On January 13, 2015, Law No. 13,089 was published in Brazil´s official gazette and established a new legal framework for urban conglomerates and metropolitan regions ("Metropolis Statute​"). President Dilma Rousseff signed the Metropolis Statute into law, but vetoed certain provisions in the original text of the law. 

The Metropolis Statute is a benchmark for new urban configurations and only came into effect after being discussed for a period of some 10 (ten) years. It is a result of the significant attention this topic has received in recent years. Notably, the Supreme Court[1] of Brazil, in a case involving public service concessions in connection with the sewage system, pronounced on the necessity of shared governance among governments of different municipalities. 

The law stipulates the creation by the federal states of metropolitan regions and urban conglomerates, and institutes instruments of common governance among the municipalities located in the same urban conglomerate, or metropolitan region, with shared interests. 

The Metropolis Statute amends Law No. 10,257 dated July 10, 2001 ("City Statute"), and provides for the creation of consortiums between federal, state and municipal authorities in urban conglomerates and metropolitan regions, as long as such consortiums are created by supplemental state law. 

The new regulation contemplates the sharing of public funds and collaboration in public-private partnership projects between federal, state and municipal authorities, to further common governance goals. 

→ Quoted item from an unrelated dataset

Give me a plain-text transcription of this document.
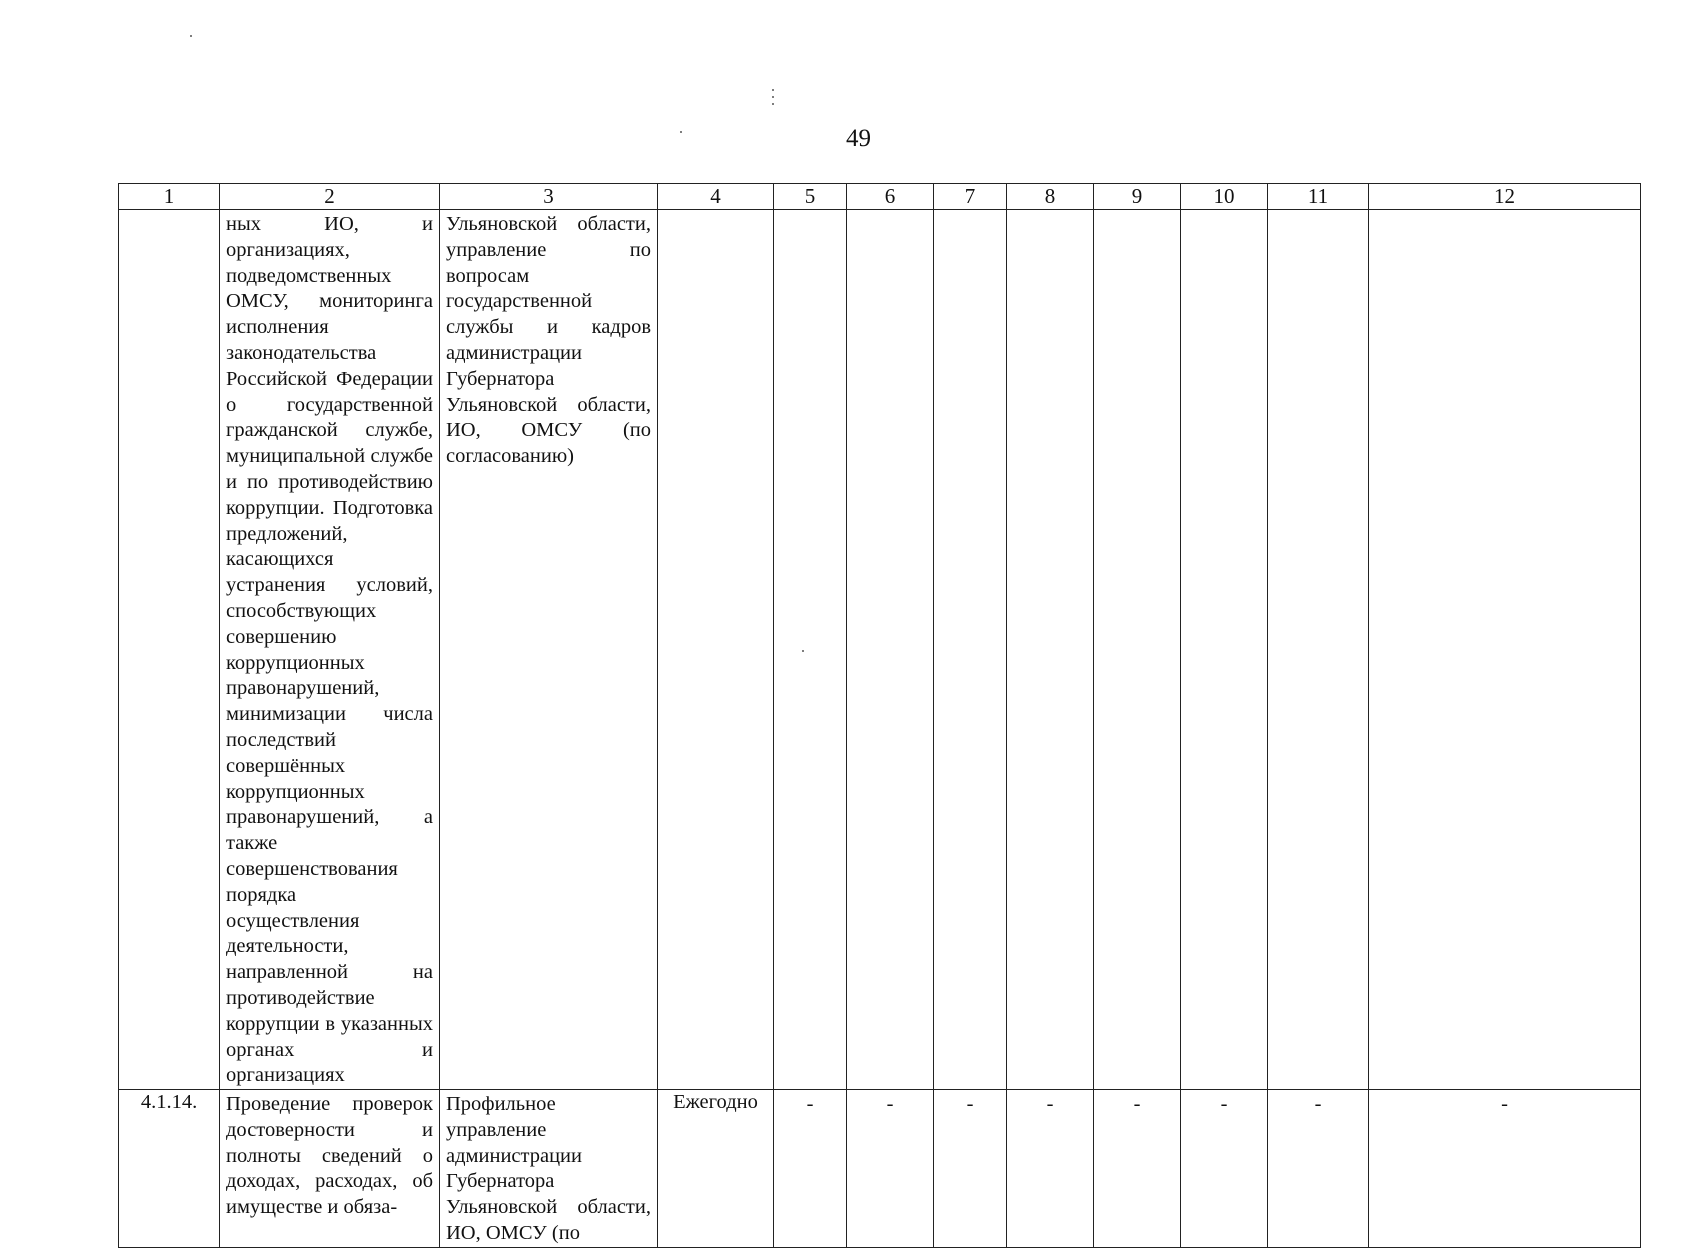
49
1	2	3	4	5	6	7	8	9	10	11	12

	ных ИО, и организациях, подведомственных ОМСУ, мониторинга исполнения законодательства Российской Федерации о государственной гражданской службе, муниципальной службе и по противодействию коррупции. Подготовка предложений, касающихся устранения условий, способствующих совершению коррупционных правонарушений, минимизации числа последствий совершённых коррупционных правонарушений, а также совершенствования порядка осуществления деятельности, направленной на противодействие коррупции в указанных органах и организациях	Ульяновской области, управление по вопросам государственной службы и кадров администрации Губернатора Ульяновской области, ИО, ОМСУ (по согласованию)									

4.1.14.	Проведение проверок достоверности и полноты сведений о доходах, расходах, об имуществе и обяза-	Профильное управление администрации Губернатора Ульяновской области, ИО, ОМСУ (по	Ежегодно	-	-	-	-	-	-	-	-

Since the enactment of the public-private partnership law in 2004 (Law No. 11,079), investors have been increasingly interested in municipal and inter-municipal projects, and more investment is expected with the enactment of the Metropolis Statute.  

The new legislation also promotes new investments in public sanitation, as such services can be more efficiently rendered by neighboring municipalities working together. 

In its original text, the Metropolis Statute contained a provision stipulating the creation of a federal fund to finance the initiatives arising from the new law. This provision was vetoed by the President on the basis that a federal fund would restrain the ability of the federal government to allocate public funds to other prioritized matters.

Despite this veto, the Metropolis Statute attempts to guarantee the support of the federal government for such projects. However, the provisions of the law on this matter are still not clear, and a new specific regulation is expected. 

Although there are still some regulatory gaps for the implementation of these projects that must be further clarified, the new law should be recognized for the mechanisms it created. The Brazilian government very much needs investments in various areas, including public sanitation. The new legislation is an important tool for bringing improvements to this area.